13 octobre
Les buvards lui procurent un sentiment d’amour sans objet. Une émotivité nostalgique. Ils absorbent en même temps les crispations douloureuses qui sont apparues au niveau de sa nuque depuis quelques jours, comme si elle avait eu un accident de voiture, subi un coup du lapin à effet-retard. Elle ne voit pas le rapport, ou alors c’est une araignée qui l’a piquée une nuit, elle sent sous ses doigts des boursouflures, une irritation venimeuse. Il y a des milliers d’animalcules qui descendent lentement sur son lit, elle les voit flotter dans l’air, elle se sent poisseuse, vaguement heureuse. Elle éprouve soudain une immense tendresse pour elle-même, cet être abandonné, farouche et vulnérable, qui n’a pas suivi le mode d’emploi – du LSD en solitaire, quelle idée ! À quoi bon ? C’est du gâchis, tout cet amour et pas de visage pour s’y arrêter, pas de corps pour s’y lover, pas de regard. Elle pleure un peu, mouille son avant-bras qui étincelle, les minuscules poils qui se dressent et la chair de poule en-dessous, elle a les bras si fins.
La sonnerie de son téléphone lui rappelle quelque chose de familier et de très lointain à la fois, pas forcément agréable, elle décroche. C’est Cyril, il parle vite, il parle toujours trop vite, il l’informe que son cabinet d’immobilier va devoir engager une nouvelle secrétaire d’accueil, si Charlotte est d’accord elle a le job. Mais je n’y connais rien en secrétariat, proteste-t-elle faiblement. Mais si, tu sais répondre au téléphone, tu sais noter des rendez-vous, tu sais te servir d’un ordi. C’est payé au Smic avec des RTT. La voix de Cyril crée des interférences avec la lumière, Charlotte s’excuse, elle doit raccrocher. Quand on n’est pas seule on ne s’endort pas, raisonne-t-elle encore, une pensée qui lui semble d’une exceptionnelle profondeur.
À son réveil l’appartement est plongé dans l’obscurité.

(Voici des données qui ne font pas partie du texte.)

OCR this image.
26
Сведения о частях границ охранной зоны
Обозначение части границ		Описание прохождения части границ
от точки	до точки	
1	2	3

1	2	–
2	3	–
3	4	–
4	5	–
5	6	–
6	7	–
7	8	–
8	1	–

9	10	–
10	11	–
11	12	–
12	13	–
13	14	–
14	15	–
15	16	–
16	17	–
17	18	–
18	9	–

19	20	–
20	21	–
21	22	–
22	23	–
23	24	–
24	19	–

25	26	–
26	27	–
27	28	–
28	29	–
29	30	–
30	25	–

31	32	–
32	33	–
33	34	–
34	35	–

Elle aurait dû être au Vestalia, elle a reçu trois messages. Par association d’idées elle se demande si elle peut continuer à ne pas faire l’amour. Si elle ferait mieux de ralentir le rythme de son travail au club. Mais au moins reprendre, se dit-elle, arrêter d’un coup serait trop... violent ? Et puis elle a besoin d’argent. Elle envoie un message d’excuse.

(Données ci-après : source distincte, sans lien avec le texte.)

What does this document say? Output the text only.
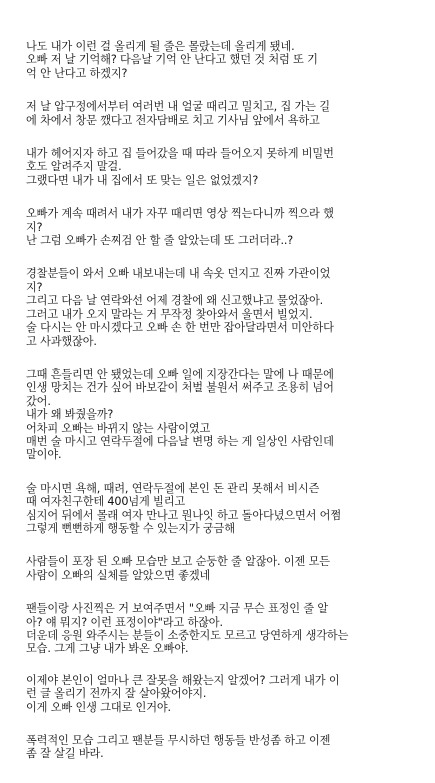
나도 내가 이런 걸 올리게 될 줄은 몰랐는데 올리게 됐네.
오빠 저 날 기억해? 다음날 기억 안 난다고 했던 것 처럼 또 기
억 안 난다고 하겠지?

저 날 압구정에서부터 여러번 내 얼굴 때리고 밀치고, 집 가는 길
에 차에서 창문 깼다고 전자담배로 치고 기사님 앞에서 욕하고

내가 헤어지자 하고 집 들어갔을 때 따라 들어오지 못하게 비밀번
호도 알려주지 말걸.
그랬다면 내가 내 집에서 또 맞는 일은 없었겠지?

오빠가 계속 때려서 내가 자꾸 때리면 영상 찍는다니까 찍으라 했
지?
난 그럼 오빠가 손찌검 안 할 줄 알았는데 또 그러더라..?

경찰분들이 와서 오빠 내보내는데 내 속옷 던지고 진짜 가관이었
지?
그리고 다음 날 연락와선 어제 경찰에 왜 신고했냐고 물었잖아.
그러고 내가 오지 말라는 거 무작정 찾아와서 울면서 빌었지.
술 다시는 안 마시겠다고 오빠 손 한 번만 잡아달라면서 미안하다
고 사과했잖아.

그때 흔들리면 안 됐었는데 오빠 일에 지장간다는 말에 나 때문에
인생 망치는 건가 싶어 바보같이 처벌 불원서 써주고 조용히 넘어
갔어.
내가 왜 봐줬을까?
어차피 오빠는 바뀌지 않는 사람이였고
매번 술 마시고 연락두절에 다음날 변명 하는 게 일상인 사람인데
말이야.

술 마시면 욕해, 때려, 연락두절에 본인 돈 관리 못해서 비시즌
때 여자친구한테 400넘게 빌리고
심지어 뒤에서 몰래 여자 만나고 뭔나잇 하고 돌아다녔으면서 어쩜
그렇게 뻔뻔하게 행동할 수 있는지가 궁금해

사람들이 포장 된 오빠 모습만 보고 순둥한 줄 알잖아. 이젠 모든
사람이 오빠의 실체를 알았으면 좋겠네

팬들이랑 사진찍은 거 보여주면서 "오빠 지금 무슨 표정인 줄 알
아? 얘 뭐지? 이런 표정이야"라고 하잖아.
더운데 응원 와주시는 분들이 소중한지도 모르고 당연하게 생각하는
모습. 그게 그냥 내가 봐온 오빠야.

이제야 본인이 얼마나 큰 잘못을 해왔는지 알겠어? 그러게 내가 이
런 글 올리기 전까지 잘 살아왔어야지.
이게 오빠 인생 그대로 인거야.

폭력적인 모습 그리고 팬분들 무시하던 행동들 반성좀 하고 이젠
좀 잘 살길 바라.
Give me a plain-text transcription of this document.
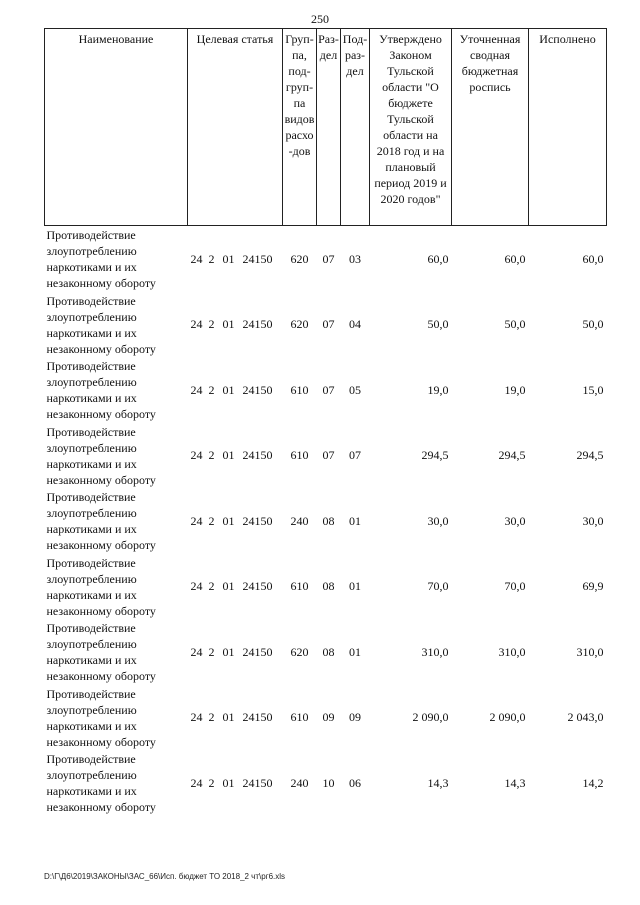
250
Наименование	Целевая статья	Груп-па, под-груп-па видов расхо-дов	Раз-дел	Под-раз-дел	Утверждено Законом Тульской области "О бюджете Тульской области на 2018 год и на плановый период 2019 и 2020 годов"	Уточненная сводная бюджетная роспись	Исполнено
Противодействие злоупотреблению наркотиками и их незаконному обороту	24 2 01 24150	620	07	03	60,0	60,0	60,0
Противодействие злоупотреблению наркотиками и их незаконному обороту	24 2 01 24150	620	07	04	50,0	50,0	50,0
Противодействие злоупотреблению наркотиками и их незаконному обороту	24 2 01 24150	610	07	05	19,0	19,0	15,0
Противодействие злоупотреблению наркотиками и их незаконному обороту	24 2 01 24150	610	07	07	294,5	294,5	294,5
Противодействие злоупотреблению наркотиками и их незаконному обороту	24 2 01 24150	240	08	01	30,0	30,0	30,0
Противодействие злоупотреблению наркотиками и их незаконному обороту	24 2 01 24150	610	08	01	70,0	70,0	69,9
Противодействие злоупотреблению наркотиками и их незаконному обороту	24 2 01 24150	620	08	01	310,0	310,0	310,0
Противодействие злоупотреблению наркотиками и их незаконному обороту	24 2 01 24150	610	09	09	2 090,0	2 090,0	2 043,0
Противодействие злоупотреблению наркотиками и их незаконному обороту	24 2 01 24150	240	10	06	14,3	14,3	14,2
D:\Г\Д6\2019\ЗАКОНЫ\ЗАС_66\Исп. бюджет ТО 2018_2 чт\рг6.xls
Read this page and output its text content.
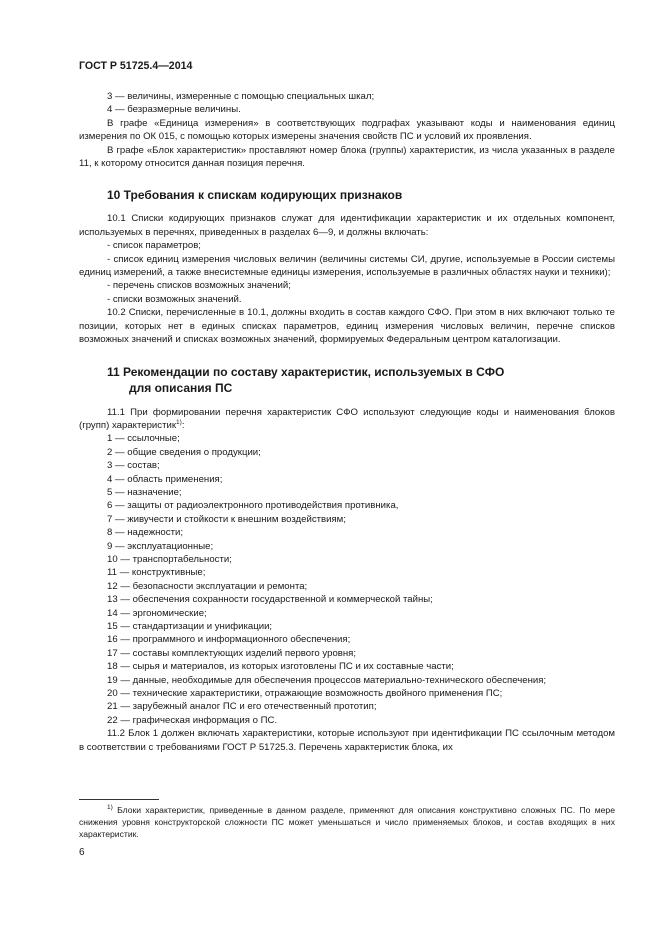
ГОСТ Р 51725.4—2014

3 — величины, измеренные с помощью специальных шкал;

4 — безразмерные величины.

В графе «Единица измерения» в соответствующих подграфах указывают коды и наименования единиц измерения по ОК 015, с помощью которых измерены значения свойств ПС и условий их проявления.

В графе «Блок характеристик» проставляют номер блока (группы) характеристик, из числа указанных в разделе 11, к которому относится данная позиция перечня.

10 Требования к спискам кодирующих признаков

10.1 Списки кодирующих признаков служат для идентификации характеристик и их отдельных компонент, используемых в перечнях, приведенных в разделах 6—9, и должны включать:

- список параметров;

- список единиц измерения числовых величин (величины системы СИ, другие, используемые в России системы единиц измерений, а также внесистемные единицы измерения, используемые в различных областях науки и техники);

- перечень списков возможных значений;

- списки возможных значений.

10.2 Списки, перечисленные в 10.1, должны входить в состав каждого СФО. При этом в них включают только те позиции, которых нет в единых списках параметров, единиц измерения числовых величин, перечне списков возможных значений и списках возможных значений, формируемых Федеральным центром каталогизации.

11 Рекомендации по составу характеристик, используемых в СФО
для описания ПС

11.1 При формировании перечня характеристик СФО используют следующие коды и наименования блоков (групп) характеристик$^{1)}$:

1 — ссылочные;

2 — общие сведения о продукции;

3 — состав;

4 — область применения;

5 — назначение;

6 — защиты от радиоэлектронного противодействия противника,

7 — живучести и стойкости к внешним воздействиям;

8 — надежности;

9 — эксплуатационные;

10 — транспортабельности;

11 — конструктивные;

12 — безопасности эксплуатации и ремонта;

13 — обеспечения сохранности государственной и коммерческой тайны;

14 — эргономические;

15 — стандартизации и унификации;

16 — программного и информационного обеспечения;

17 — составы комплектующих изделий первого уровня;

18 — сырья и материалов, из которых изготовлены ПС и их составные части;

19 — данные, необходимые для обеспечения процессов материально-технического обеспечения;

20 — технические характеристики, отражающие возможность двойного применения ПС;

21 — зарубежный аналог ПС и его отечественный прототип;

22 — графическая информация о ПС.

11.2 Блок 1 должен включать характеристики, которые используют при идентификации ПС ссылочным методом в соответствии с требованиями ГОСТ Р 51725.3. Перечень характеристик блока, их

$^{1)}$ Блоки характеристик, приведенные в данном разделе, применяют для описания конструктивно сложных ПС. По мере снижения уровня конструкторской сложности ПС может уменьшаться и число применяемых блоков, и состав входящих в них характеристик.

6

Lui revient en mémoire le coup de fil de Cyril. Alors le petit-déjeuner de la veille était en fait un entretien d’embauche ? Il la testait, il avait prémédité de la mettre à sa disposition, de la rendre dépendante de son bon vouloir. Ou bien c’était l’inverse, il avait vraiment besoin d’une secrétaire sous-payée. Dans les deux cas, prétexte, et aucun à son honneur. Ni à celui de Charlotte. D’un autre côté, ce boulot lui permettrait de sortir du RSA, de ne plus voir son référent qui la dernière fois l’a menacée d’une convocation devant la commission pluridisciplinaire pour non-respect des engagements de son contrat d’insertion – « Vous devez comprendre, mademoiselle, que si vous ne recherchez pas activement un emploi vos droits seront suspendus, c’est la loi, ce serait trop facile autrement », et il avait émis un rire de souris. Charlotte se sent très lucide, parfaitement éveillée. Mais indécise. Et si elle les envoyait tous promener, le RSA, le Vestalia, le secrétariat ? Elle se souvient qu’elle n’est pas retournée vérifier l’état du bras de JC. Elle a besoin de quelque chose d’un peu fort, elle se dirige vers le congélateur.